Song by One Direction

from the album Four
- Studio: Enemy Dojo (Calabasas, CA), Angel Face Studios (London)
- Length: 3:19
- Label: Columbia; Syco;
- Songwriters: Louis Tomlinson; Ruth-Anne Cunningham; Jamie Scott; Liam Payne; Julian Bunetta; John Ryan;
- Producers: Bunetta; Ian Franzino; Ryan; Afterhrs;

= No Control (One Direction song) =

2014 song by One Direction

"No Control" is a song by English-Irish boy band One Direction from their fourth studio album, Four (2014). It was written by Louis Tomlinson, Ruth-Anne Cunningham, Jamie Scott, Liam Payne, Julian Bunetta, and John Ryan. The song was not released as a formal single, however, fans pushed the song to be released as one starting an online campaign called #ProjectNoControl. It has charted in three countries.

==Background==
"No Control" is the eighth track from their fourth studio album, Four. In 2015, fans began a campaign via social media called #ProjectNoControl. The campaign was to get the song to be released as an official single from Four. Fans would set a "release date" to request the song on radio, stream and download it via Spotify and iTunes to get the song to number one on the charts. The project was also a way to support Louis Tomlinson, following an internet feud with Naughty Boy. Additionally, fans created unofficial cover art and music videos in support of the song. The hashtag trended worldwide and even garnered a response from the band, thanking the fans for their support.
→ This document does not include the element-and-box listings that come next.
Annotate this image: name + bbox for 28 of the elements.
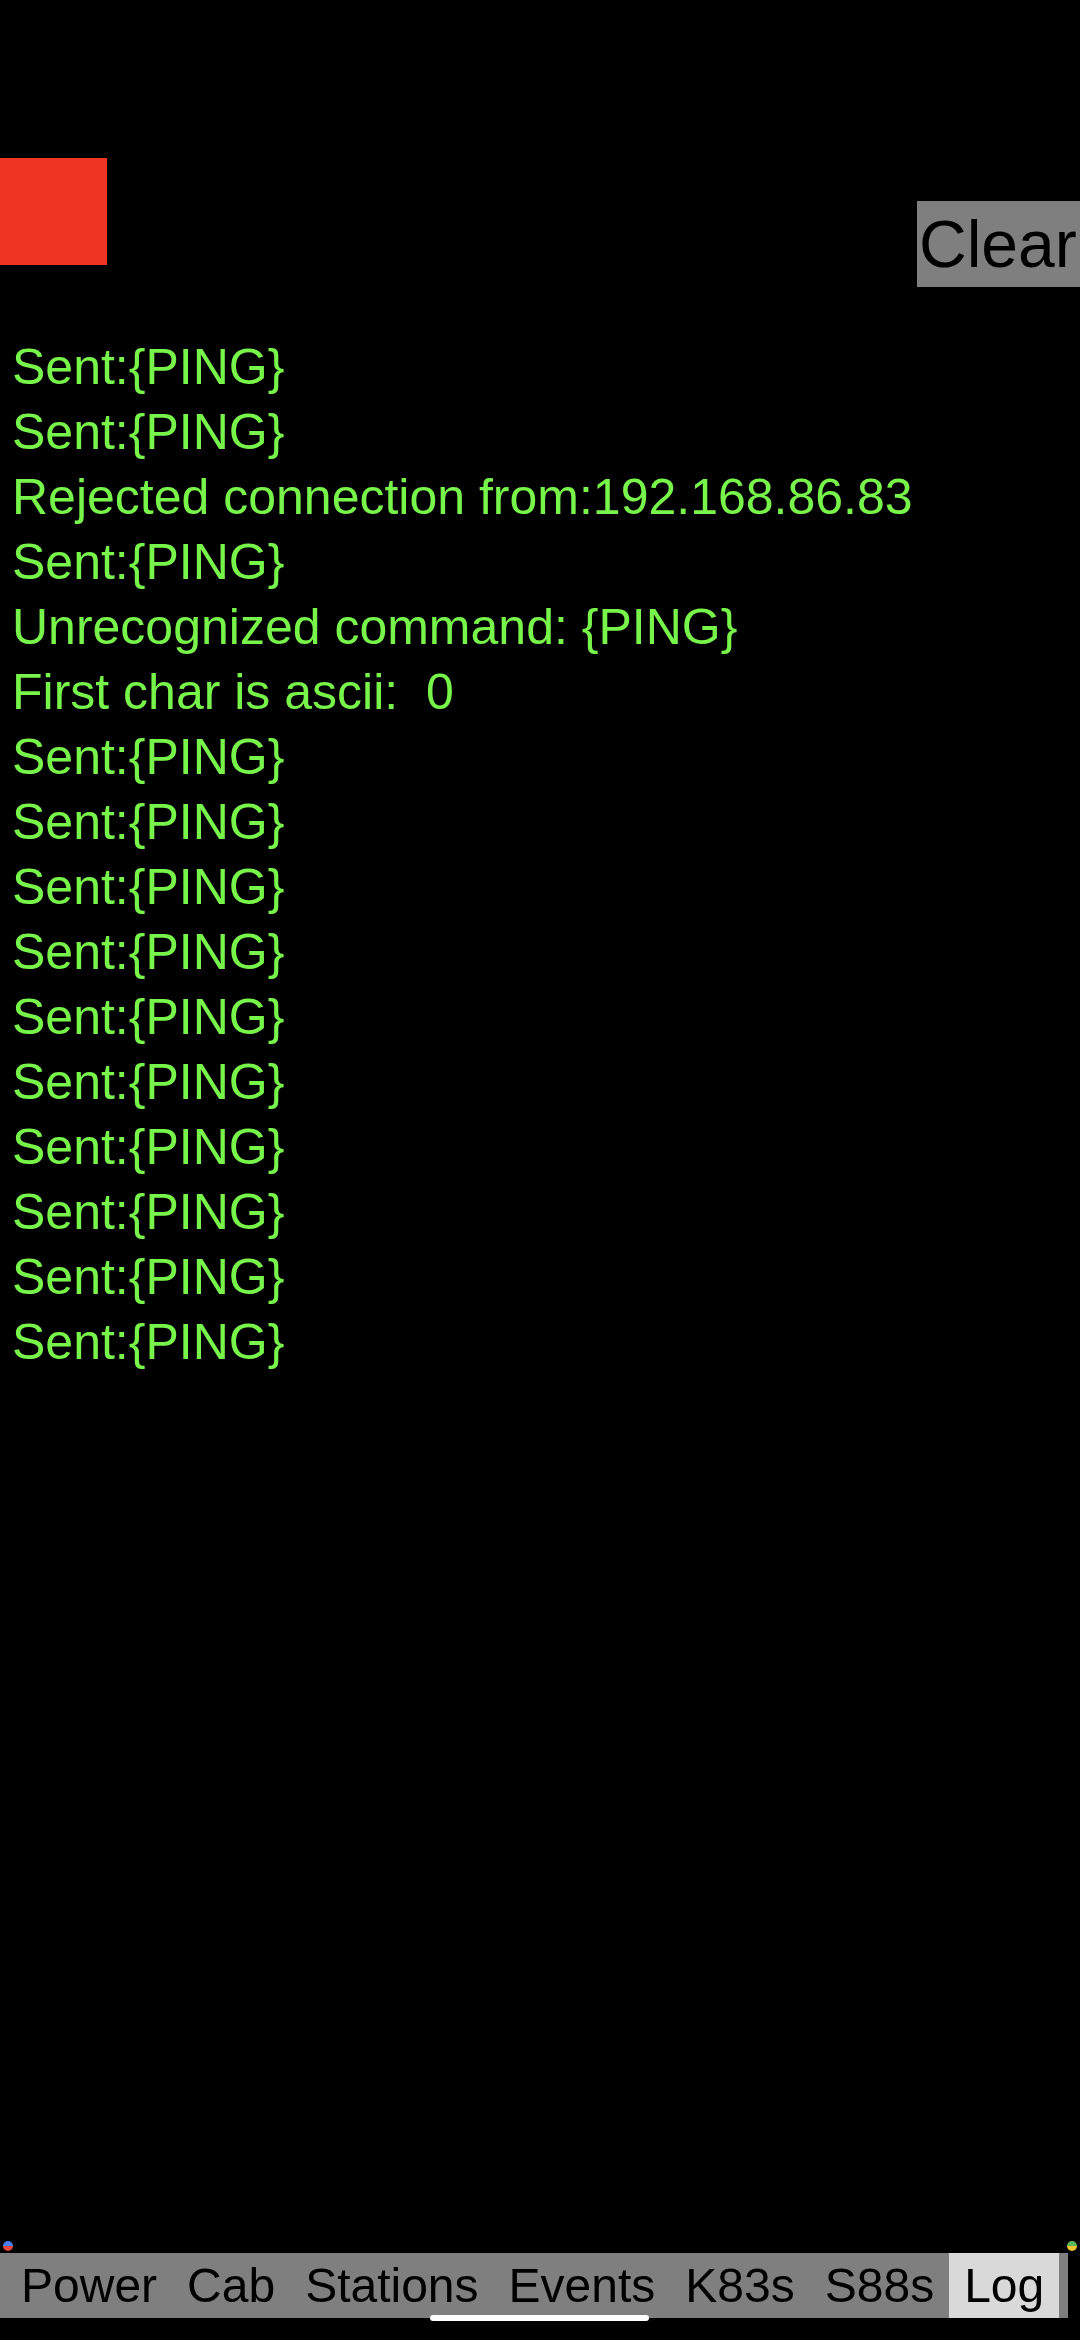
tab[interactable]: Log xyxy=(949,2253,1060,2318)
tab[interactable]: Stations xyxy=(290,2253,494,2318)
log-line: Sent:{PING} xyxy=(12,793,285,852)
log-line: Sent:{PING} xyxy=(12,988,285,1047)
log-line: Sent:{PING} xyxy=(12,923,285,982)
dot-icon xyxy=(3,2240,13,2251)
tab[interactable]: Events xyxy=(493,2253,671,2318)
log-line: Rejected connection from:192.168.86.83 xyxy=(12,468,913,527)
log-line: Sent:{PING} xyxy=(12,858,285,917)
tab[interactable]: S88s xyxy=(809,2253,950,2318)
dot-icon xyxy=(1067,2240,1077,2251)
clear-button[interactable]: Clear xyxy=(917,201,1080,287)
log-line: Sent:{PING} xyxy=(12,338,285,397)
tab[interactable]: Cab xyxy=(172,2253,291,2318)
log-line: Sent:{PING} xyxy=(12,1313,285,1372)
log-line: Sent:{PING} xyxy=(12,1248,285,1307)
tab[interactable]: K83s xyxy=(670,2253,810,2318)
log-line: Unrecognized command: {PING} xyxy=(12,598,738,657)
tab[interactable]: Power xyxy=(6,2253,173,2318)
log-line: Sent:{PING} xyxy=(12,1053,285,1112)
log-line: Sent:{PING} xyxy=(12,403,285,462)
home-indicator[interactable] xyxy=(430,2315,649,2321)
log-line: First char is ascii: 0 xyxy=(12,663,454,722)
log-line: Sent:{PING} xyxy=(12,728,285,787)
log-line: Sent:{PING} xyxy=(12,1118,285,1177)
status-square-icon xyxy=(0,158,107,265)
log-line: Sent:{PING} xyxy=(12,533,285,592)
log-line: Sent:{PING} xyxy=(12,1183,285,1242)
Speaking on The Late Late Show with James Corden, Tomlinson explained that fans decided to do their own release of the song because "they loved it so much" and it was never chosen as a single by the band. On a different episode of The Late Late Show with James Corden, the band released a "music video" for the song as a part of a skit of Carpool Karaoke, featuring the band along with Corden performing a synchronised choreography in denim shirts.
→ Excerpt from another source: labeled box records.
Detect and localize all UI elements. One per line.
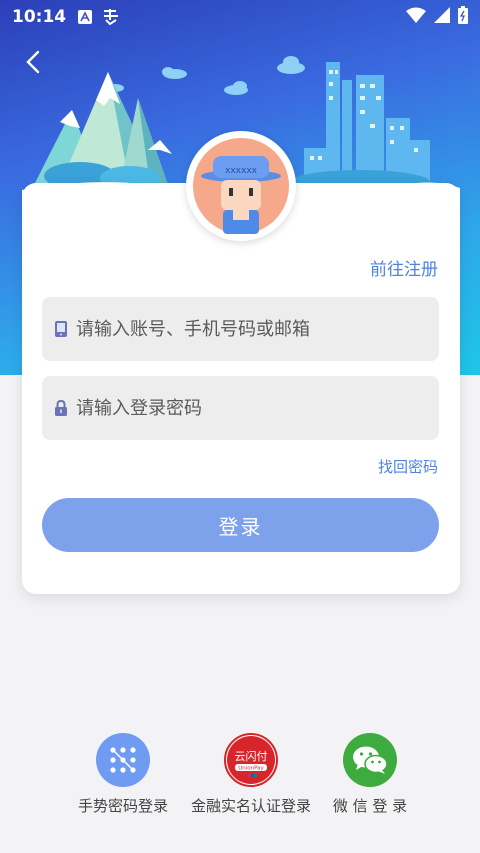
back-button[interactable] bbox=[20, 48, 48, 76]
gesture-login-button[interactable]: 手势密码登录 bbox=[76, 733, 170, 816]
account-input[interactable] bbox=[76, 318, 416, 340]
gesture-login-label: 手势密码登录 bbox=[77, 797, 168, 815]
wechat-login-button[interactable]: 微 信 登 录 bbox=[330, 733, 410, 816]
gesture-dots-icon bbox=[96, 733, 150, 787]
unionpay-sub-text: UnionPay bbox=[238, 766, 264, 772]
account-field[interactable] bbox=[42, 297, 439, 361]
lock-icon bbox=[55, 400, 67, 416]
status-time: 10:14 bbox=[12, 7, 67, 27]
avatar: xxxxxx bbox=[186, 131, 296, 241]
app-notification-icon bbox=[102, 8, 122, 26]
wechat-login-label: 微 信 登 录 bbox=[332, 797, 408, 815]
unionpay-brand-text: 云闪付 bbox=[235, 749, 268, 763]
financial-login-button[interactable]: 云闪付 UnionPay 金融实名认证登录 bbox=[186, 733, 316, 816]
wechat-icon bbox=[343, 733, 397, 787]
password-field[interactable] bbox=[42, 376, 439, 440]
forgot-password-link[interactable]: 找回密码 bbox=[378, 456, 438, 477]
wifi-icon bbox=[406, 7, 426, 28]
user-avatar-icon: xxxxxx bbox=[193, 138, 289, 234]
register-link[interactable]: 前往注册 bbox=[370, 255, 438, 280]
signal-icon bbox=[434, 6, 450, 28]
battery-icon bbox=[458, 5, 468, 29]
phone-icon bbox=[55, 321, 67, 337]
svg-text:xxxxxx: xxxxxx bbox=[225, 166, 258, 176]
financial-login-label: 金融实名认证登录 bbox=[190, 797, 311, 815]
password-input[interactable] bbox=[76, 397, 416, 419]
chevron-left-icon bbox=[26, 50, 40, 74]
status-bar: 10:14 bbox=[0, 0, 480, 34]
unionpay-icon: 云闪付 UnionPay bbox=[224, 733, 278, 787]
notification-a-icon bbox=[78, 10, 93, 24]
login-button[interactable]: 登录 bbox=[42, 498, 439, 552]
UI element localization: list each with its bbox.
==Composition and lyrics==
"No Control" was written by Louis Tomlinson, Ruth-Anne Cunningham, Jamie Scott, Liam Payne, Julian Bunetta, and John Ryan, while production was handled by Bunetta, Ryan, Ian Franzino, and Afterhrs. The song's BPM count is 143, and its key is E Major. It was recorded at Enemy Dojo in Calabasas, California, and Angel Face Studios in London, while mixing was handled at the Dark Room. One of the band's more explicit innuendo songs from the album, the song is about sex.

==Critical reception==
Brad Nelson of The Guardian described the track "as muscular and flexible as a Cheap Trick song", and compared the song's chorus to the Killers' "Mr. Brightside". Jason Lipshutz of Billboard praised the song's production for its balance between the instrumentals and vocals. It is also regarded as a "fan favourite" from the album.

==Chart performance==
Due to the fan campaign, "No Control" topped the Billboard Twitter Real-Time chart, garning one million US streams in the week ending 17 May, and selling 5,000 digital downloads. The song also peaked at number seven on the US Bubbling Under Hot 100. The song reached number 135 on the UK Singles Chart. It is the twentieth biggest One Direction song in the country.

==Personnel==
Credits for "No Control" adapted from album's liner notes.
- Julian Bunetta – producer, engineering, instrumentation, backing vocals
- John Ryan – producer, instrumentation, backing vocals
- Ian Franzino – producer, engineering, instrumentation
- Afterhrs – producer
- Andrew Haas – engineering, instrumentation
- Alex Oriet – recording engineer
- Benjamin Cheng – recording engineer
- Ash Howes – mixing (The Dark Room, London)
- Randy Merrill – assistant mastering engineer
- Jamie Scott – backing vocals
- Damon Bunetta – backing vocals
- Tom Coyne – mastering (Sterling Sound, Nashville, Tennessee)

==Charts==

Chart performance for "No Control"
| Chart (2014–15) | Peak position |
|---|---|
| Mexico Ingles Airplay (Billboard) | 27 |
| UK Singles (OCC) | 135 |
| US Bubbling Under Hot 100 (Billboard) | 7 |

==Certifications==

Certifications for "No Control"
| Region | Certification | Certified units/sales |
| Mexico (AMPROFON) | Gold | 30,000^{‡} |
| New Zealand (RMNZ) | Gold | 15,000^{‡} |
| United Kingdom (BPI) | Silver | 200,000^{‡} |
^{‡} Sales+streaming figures based on certification alone.